Hometown: Miami, Florida
Class Standing: Senior (but doing a 5th year next year)
Favorite Course and Why? I took Physics 460 (Quantum Mechanics II) this term and I really liked it. It was interesting to learn the various methods used in actual applications of problem solving with quantum mechanics.
Why are you majoring in Physics? I have always been interested in nature, ever since I was little. I decided to study physics because I liked how it gives us as basic an understanding of nature as possible, and does so with the precision of the language of mathematics.
What has surprised you about studying physics? One thing that surprised me about studying physics is the amount of skills that some physics research requires that students don’t normally learn in class. For example, I started using a GNU/Linux system as my main operating system when I was a junior in high school just for fun, and I kept the hobby up through college. Then, as a junior in college, I ended up completing a physics research project that required an intimate knowledge of working with Linux systems. I never learned anything about Linux in my classes, so my hobby accidentally ended up paying off. I never realized until later that the computer skills I was learning for fun were directly applicable to actual physics research.
Advice to your peers considering a Physics major? For those considering majoring in physics: Physics is a really rewarding major that not only teaches you about how nature works, but also sharpens your problem-solving skills, which is very helpful even if you go on to have a career outside of physics. Some advice I have for those already doing a physics major is to consider taking an introductory programming class, such as EECS 183. Both physics in the classroom and in research require some knowledge of programming (in languages such as Python or C++), and while these can be learned on the side, it’s nice to have a formal course on the topic that also covers details such as good style and testing your code. I would also consider taking some classes from the math department, such as linear algebra, to help with your understanding of the math used in physics.
What are your career aspirations? My ambition is to go on to have a career in research. If possible, I would like to stay in my current field of interest, neutrino physics. While I would prefer to work on physics in academia or a national lab, I am also open to a research career in industry working on topics that require a similar skill set, such as electronics or big data.
What do you do when you aren’t studying? One of my favorite hobbies is watching documentaries on random topics on YouTube, e.g. cassowaries, dog shows, the history of whaling.

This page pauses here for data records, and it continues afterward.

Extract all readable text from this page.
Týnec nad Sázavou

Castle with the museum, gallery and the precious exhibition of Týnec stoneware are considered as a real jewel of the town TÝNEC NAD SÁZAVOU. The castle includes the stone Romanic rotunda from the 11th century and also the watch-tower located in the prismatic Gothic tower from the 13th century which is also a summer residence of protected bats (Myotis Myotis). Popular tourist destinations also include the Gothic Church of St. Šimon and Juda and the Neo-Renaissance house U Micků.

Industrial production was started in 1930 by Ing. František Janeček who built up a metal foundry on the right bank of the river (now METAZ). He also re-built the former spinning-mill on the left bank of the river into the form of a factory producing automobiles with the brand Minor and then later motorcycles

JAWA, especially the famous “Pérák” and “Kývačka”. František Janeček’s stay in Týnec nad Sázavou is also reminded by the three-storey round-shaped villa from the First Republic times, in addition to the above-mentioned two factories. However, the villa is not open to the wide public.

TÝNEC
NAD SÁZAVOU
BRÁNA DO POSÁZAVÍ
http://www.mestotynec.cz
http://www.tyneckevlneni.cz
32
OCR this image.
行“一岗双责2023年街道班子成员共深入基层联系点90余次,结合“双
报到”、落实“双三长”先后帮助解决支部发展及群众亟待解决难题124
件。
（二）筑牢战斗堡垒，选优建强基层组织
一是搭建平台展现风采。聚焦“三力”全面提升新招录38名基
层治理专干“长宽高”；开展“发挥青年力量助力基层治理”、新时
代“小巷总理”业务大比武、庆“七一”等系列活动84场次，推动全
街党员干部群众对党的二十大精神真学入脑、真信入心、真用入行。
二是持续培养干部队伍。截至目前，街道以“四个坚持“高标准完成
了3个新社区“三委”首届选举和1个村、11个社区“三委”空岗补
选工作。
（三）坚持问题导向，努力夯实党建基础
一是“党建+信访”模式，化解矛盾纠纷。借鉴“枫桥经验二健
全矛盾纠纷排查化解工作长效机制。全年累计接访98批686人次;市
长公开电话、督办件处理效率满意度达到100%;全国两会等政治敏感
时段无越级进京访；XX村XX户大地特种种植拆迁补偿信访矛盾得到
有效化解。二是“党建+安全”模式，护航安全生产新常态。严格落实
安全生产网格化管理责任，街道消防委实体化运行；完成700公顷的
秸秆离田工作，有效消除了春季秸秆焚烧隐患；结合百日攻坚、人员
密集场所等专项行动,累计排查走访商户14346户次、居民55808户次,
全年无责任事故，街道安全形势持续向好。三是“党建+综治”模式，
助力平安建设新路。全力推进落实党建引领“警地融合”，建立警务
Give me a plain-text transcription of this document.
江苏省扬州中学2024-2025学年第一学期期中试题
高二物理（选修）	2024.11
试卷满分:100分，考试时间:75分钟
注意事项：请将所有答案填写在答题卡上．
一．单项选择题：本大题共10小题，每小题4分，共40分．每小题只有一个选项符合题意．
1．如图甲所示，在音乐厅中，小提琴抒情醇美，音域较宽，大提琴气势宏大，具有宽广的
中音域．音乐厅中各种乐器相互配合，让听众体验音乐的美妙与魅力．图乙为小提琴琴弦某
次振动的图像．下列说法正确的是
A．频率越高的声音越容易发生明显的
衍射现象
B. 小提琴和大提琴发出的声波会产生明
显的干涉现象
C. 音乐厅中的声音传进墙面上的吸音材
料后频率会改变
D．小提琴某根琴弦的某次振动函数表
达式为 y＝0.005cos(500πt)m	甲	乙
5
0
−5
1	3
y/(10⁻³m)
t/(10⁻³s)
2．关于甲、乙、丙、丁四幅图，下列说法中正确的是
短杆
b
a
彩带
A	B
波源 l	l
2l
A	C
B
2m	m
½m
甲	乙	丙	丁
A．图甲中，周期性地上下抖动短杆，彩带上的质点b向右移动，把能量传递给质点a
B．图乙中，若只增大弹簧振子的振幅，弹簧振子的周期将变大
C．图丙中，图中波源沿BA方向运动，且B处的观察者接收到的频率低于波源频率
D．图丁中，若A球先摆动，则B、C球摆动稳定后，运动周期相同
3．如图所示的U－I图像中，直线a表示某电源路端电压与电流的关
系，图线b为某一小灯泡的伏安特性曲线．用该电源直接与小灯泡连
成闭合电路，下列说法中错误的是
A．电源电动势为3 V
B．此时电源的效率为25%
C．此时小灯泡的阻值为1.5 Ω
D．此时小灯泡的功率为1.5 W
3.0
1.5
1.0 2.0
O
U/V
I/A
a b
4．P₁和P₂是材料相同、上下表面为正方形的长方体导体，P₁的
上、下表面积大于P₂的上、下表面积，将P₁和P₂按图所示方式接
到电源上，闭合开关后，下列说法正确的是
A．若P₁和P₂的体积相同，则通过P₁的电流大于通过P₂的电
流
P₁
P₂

Highlights: Polina Abratenko has organized a set of approximately hour-long workshops (sometimes they are 1.5 to 2 hours long) on technical subjects not usually covered in the classroom. Current workshops have included an Intro to LaTeX (taught by Polina); CAD; Git/Github; Mathematica; Python Data Visualization; and “GNU/Linux and How to Use a Supercomputer, and the Terminal”. The most recent workshop was a three-part series on Python (taught in part by Polina). There have been 9 workshops total so far. The average number of attendees is 6 students, with a minimum of 4 and a maximum of 12. The workshops are attended by both physics graduate and undergraduate students. These workshops are available throughout the academic year, and are held biweekly (on off-weeks from the biweekly Society of Physics Students seminars). They are scheduled to continue next year.
Polina’s research areas include:
Nanoscale Optics REU (summer 2015) – Worked in a lab to create a material with the same optical properties as chameleon skin. (The REU was at University of North Carolina at Chapel Hill.)
Campbell High Energy Physics Group (KOTO) (2015-2016) – Set up network booting with Scientific Linux 5 on newer lab processors. Completed tutorials on FPGA programming.
Neutrino Physics REU (MicroBooNE) (Summer 2016) – Investigated using multiple Coulomb scattering to determine neutrino-induced muon momentum for the MicroBooNE experiment. (The REU was at Columbia University.)
Spitz Neutrino Group (also working on MicroBoone) (Current) – Continued with multiple Coulomb scattering analyses, including investigating space charge effects and other applications of MCS.